When Energy XXI CEO John Schiller visited one of the company’s platforms in the Gulf of Mexico not too long ago, he noticed something different.

One of his production foremen had started tracking daily costs on the platform—a task common on the drilling side but not here.

Speaking during Barclays Energy Power Conference in September, Schiller mentioned how the foreman and others were paying closer attention to equipment costs, such as valves, and how it affects revenue at the field level.

“We’re going to go below our guidance in terms of our operating expenses,” Schiller said. “I think that’s a good indication of the change in the culture and how we are looking at things.”

The change in behavior is now a sign of the times as budget scrutiny travels from executive suites at corporate headquarters to the field. Commodity price instability has forced oil and gas companies to become more aware of money spent and the return on such investments as they work to maintain or grow production on lower operating costs while building reserves.

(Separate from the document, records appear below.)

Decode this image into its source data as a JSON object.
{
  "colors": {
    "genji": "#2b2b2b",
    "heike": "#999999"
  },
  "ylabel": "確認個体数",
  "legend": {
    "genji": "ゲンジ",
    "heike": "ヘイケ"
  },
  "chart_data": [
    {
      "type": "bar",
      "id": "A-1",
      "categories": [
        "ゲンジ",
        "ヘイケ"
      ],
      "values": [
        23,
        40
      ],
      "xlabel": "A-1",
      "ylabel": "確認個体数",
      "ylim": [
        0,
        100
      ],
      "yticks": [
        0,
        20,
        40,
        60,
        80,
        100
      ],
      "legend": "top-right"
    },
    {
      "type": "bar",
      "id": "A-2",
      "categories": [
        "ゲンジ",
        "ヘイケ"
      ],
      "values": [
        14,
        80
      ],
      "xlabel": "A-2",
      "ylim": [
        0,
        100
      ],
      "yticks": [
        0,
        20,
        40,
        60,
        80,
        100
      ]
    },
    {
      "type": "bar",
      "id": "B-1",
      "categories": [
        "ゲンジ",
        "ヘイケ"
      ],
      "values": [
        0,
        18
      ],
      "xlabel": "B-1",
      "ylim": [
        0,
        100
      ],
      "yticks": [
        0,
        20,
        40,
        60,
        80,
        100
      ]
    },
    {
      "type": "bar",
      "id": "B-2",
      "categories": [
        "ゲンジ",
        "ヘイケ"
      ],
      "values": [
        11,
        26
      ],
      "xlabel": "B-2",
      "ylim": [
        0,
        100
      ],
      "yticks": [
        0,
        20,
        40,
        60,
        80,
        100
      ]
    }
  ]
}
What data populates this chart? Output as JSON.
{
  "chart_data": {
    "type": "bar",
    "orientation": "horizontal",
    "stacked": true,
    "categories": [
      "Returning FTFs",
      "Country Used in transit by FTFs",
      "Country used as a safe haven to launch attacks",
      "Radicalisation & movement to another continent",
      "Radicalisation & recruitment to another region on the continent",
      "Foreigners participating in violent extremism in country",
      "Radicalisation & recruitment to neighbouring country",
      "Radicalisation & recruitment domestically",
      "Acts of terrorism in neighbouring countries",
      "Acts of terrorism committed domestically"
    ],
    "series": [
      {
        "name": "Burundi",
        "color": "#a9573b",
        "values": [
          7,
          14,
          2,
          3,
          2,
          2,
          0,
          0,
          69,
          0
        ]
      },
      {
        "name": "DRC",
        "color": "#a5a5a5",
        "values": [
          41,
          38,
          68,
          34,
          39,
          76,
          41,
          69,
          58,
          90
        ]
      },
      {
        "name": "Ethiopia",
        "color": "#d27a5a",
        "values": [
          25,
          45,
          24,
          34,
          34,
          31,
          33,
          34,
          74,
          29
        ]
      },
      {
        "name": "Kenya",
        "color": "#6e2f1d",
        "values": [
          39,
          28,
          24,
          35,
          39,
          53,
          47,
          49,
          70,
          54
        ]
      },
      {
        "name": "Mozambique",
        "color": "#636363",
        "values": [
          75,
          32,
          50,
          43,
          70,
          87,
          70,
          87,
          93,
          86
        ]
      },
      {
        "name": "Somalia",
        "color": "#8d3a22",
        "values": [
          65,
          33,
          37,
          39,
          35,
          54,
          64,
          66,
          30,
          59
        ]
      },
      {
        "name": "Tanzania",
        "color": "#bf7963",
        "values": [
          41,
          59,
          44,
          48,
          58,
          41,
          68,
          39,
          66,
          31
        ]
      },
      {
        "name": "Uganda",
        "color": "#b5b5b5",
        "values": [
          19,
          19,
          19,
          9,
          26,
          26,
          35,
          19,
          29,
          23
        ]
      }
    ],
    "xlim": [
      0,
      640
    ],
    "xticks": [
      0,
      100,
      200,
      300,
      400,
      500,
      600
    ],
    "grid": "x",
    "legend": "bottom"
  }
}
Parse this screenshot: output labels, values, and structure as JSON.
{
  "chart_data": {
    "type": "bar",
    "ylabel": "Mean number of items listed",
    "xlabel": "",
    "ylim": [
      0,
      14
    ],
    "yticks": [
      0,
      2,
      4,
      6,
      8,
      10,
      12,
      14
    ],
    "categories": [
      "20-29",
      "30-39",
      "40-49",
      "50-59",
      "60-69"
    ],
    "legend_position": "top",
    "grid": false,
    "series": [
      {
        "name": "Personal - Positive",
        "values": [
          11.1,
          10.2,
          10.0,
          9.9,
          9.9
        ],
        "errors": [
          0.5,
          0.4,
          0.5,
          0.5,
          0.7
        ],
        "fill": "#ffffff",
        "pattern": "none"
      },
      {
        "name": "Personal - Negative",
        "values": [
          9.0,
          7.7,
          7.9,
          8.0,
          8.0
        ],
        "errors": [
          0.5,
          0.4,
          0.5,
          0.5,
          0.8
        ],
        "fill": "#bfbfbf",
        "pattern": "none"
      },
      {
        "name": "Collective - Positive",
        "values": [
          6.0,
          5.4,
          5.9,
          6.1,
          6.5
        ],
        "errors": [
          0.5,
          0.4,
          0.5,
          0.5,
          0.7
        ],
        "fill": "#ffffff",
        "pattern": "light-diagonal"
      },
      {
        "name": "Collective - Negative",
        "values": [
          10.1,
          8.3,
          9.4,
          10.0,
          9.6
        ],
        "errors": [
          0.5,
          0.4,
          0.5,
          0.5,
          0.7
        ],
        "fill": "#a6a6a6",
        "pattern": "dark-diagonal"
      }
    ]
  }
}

“Our strategy for fiscal year 16 and beyond is to focus on base production,” Schiller said during the conference, which was broadcast online.

The major Gulf of Mexico player, which has acreage in 258 blocks and proved reserves of 212 million barrels of oil equivalent, plans to reduce its capital spending in 2016 by 78% to between $130 million and $150 million.

“We’re taking things down significantly,” he said, noting the company feels comfortable with the 2016 numbers.

Production guidance for 2016 also shows Energy XXI aims to keep production in line with fiscal year 2015, targeting between 54,000 and 59,000 boe/d. Schiller said the company has shifted from looking for drilling locations to concentrating on how to grow its base production, including utilizing acid workovers, optimizing gas lifts and reducing downtime.

But the company’s focus will be on low-risk recompletions, something it has had success with, particularly at South Pass 78. This year, Energy XXI has nine recompletions online and one recompletion underway, with plans for one thru-tubing recompletion in 2016 at the block. Net daily production is about 5,450 boe/d at South Pass 78.

So far, the company has identified 140 recompletion opportunities in the GoM. Most are in the West Delta, Ship Shoal, South Timbalier and South Pass areas. Schiller said the company has singled out 22 behind pipe opportunities this year and 29 for next year.

“Those have always been the bread and butter of our business,” he said, pointing out the attractiveness of GoM stacked pays. In many instances, the company has already spent money on gravel-pack completions. “All we’re really doing in one zone is going below 50,000 barrels of oil a day—which is the economic limit—and then we’re coming back, setting a plug and sliding the sleeve.”

For less than $100,000, he said, such operations can bring back a 400,000 and 500,000 bbl/d zone.

“Over the next few years, we’ve got enough of those opportunities,” he added. “We can do a lot with our production just doing the recompletion opportunities.”

Growing reserves remains on the agenda. Schiller mentioned properties acquired from its deal with ExxonMobil and in the Main Pass Field area as having potential.

“We’re talking big fields underneath salt domes and on the edge of salt domes that have really never been drilled below 15,000 feet,” Schiller said.

His presentation pointed out that more than 1,200 shallow wells near salt domes have been drilled, but only 20 wells were below 17,000 feet.

“There are a lot of traps underneath here that have never been explored well within the producing horizons. We’re not talking about ultradeep stuff,” Schiller explained. “We’re talking 15,000-20,000 feet, and you’re going below fields that have made 500-600 million barrels. So you know you have hydrocarbons. You know you have a source there, but the key is finding the sands in a place where they trap against the salt.”

He described the opportunities as neither high-risk nor high-dollar, but reliant on 3-D seismic data. The company reportedly has an extensive seismic database that includes 16,800 sq miles of 3-D seismic data, 780 sq miles of WAZ 3-D seismic data and 155 sq miles of FAN 3-D data.

The focus on production and reserves comes with budget and fluctuating commodity prices in mind.

Energy XXI has reduced its lease operating expenses by 30% since first quarter and lowered its general and administrative costs by 32% since it merged with EPL Oil & Gas in 2014, according to Schiller’s presentation.

Breakeven costs have also fallen, and the company aims to reduce it further—from $52 to between $42-$44/bbl—looking to cut lifting costs, including for gathering and transportation, along with cash interest costs.

Key to Energy XXI’s survival, Schiller said, is the company’s large oilfields, which means “we don’t fight the extravagant declines that people like to associate with the Gulf of Mexico.”

“We’ve got a lot of oil in the ground, and we keep increasing that recovery factor,” he said.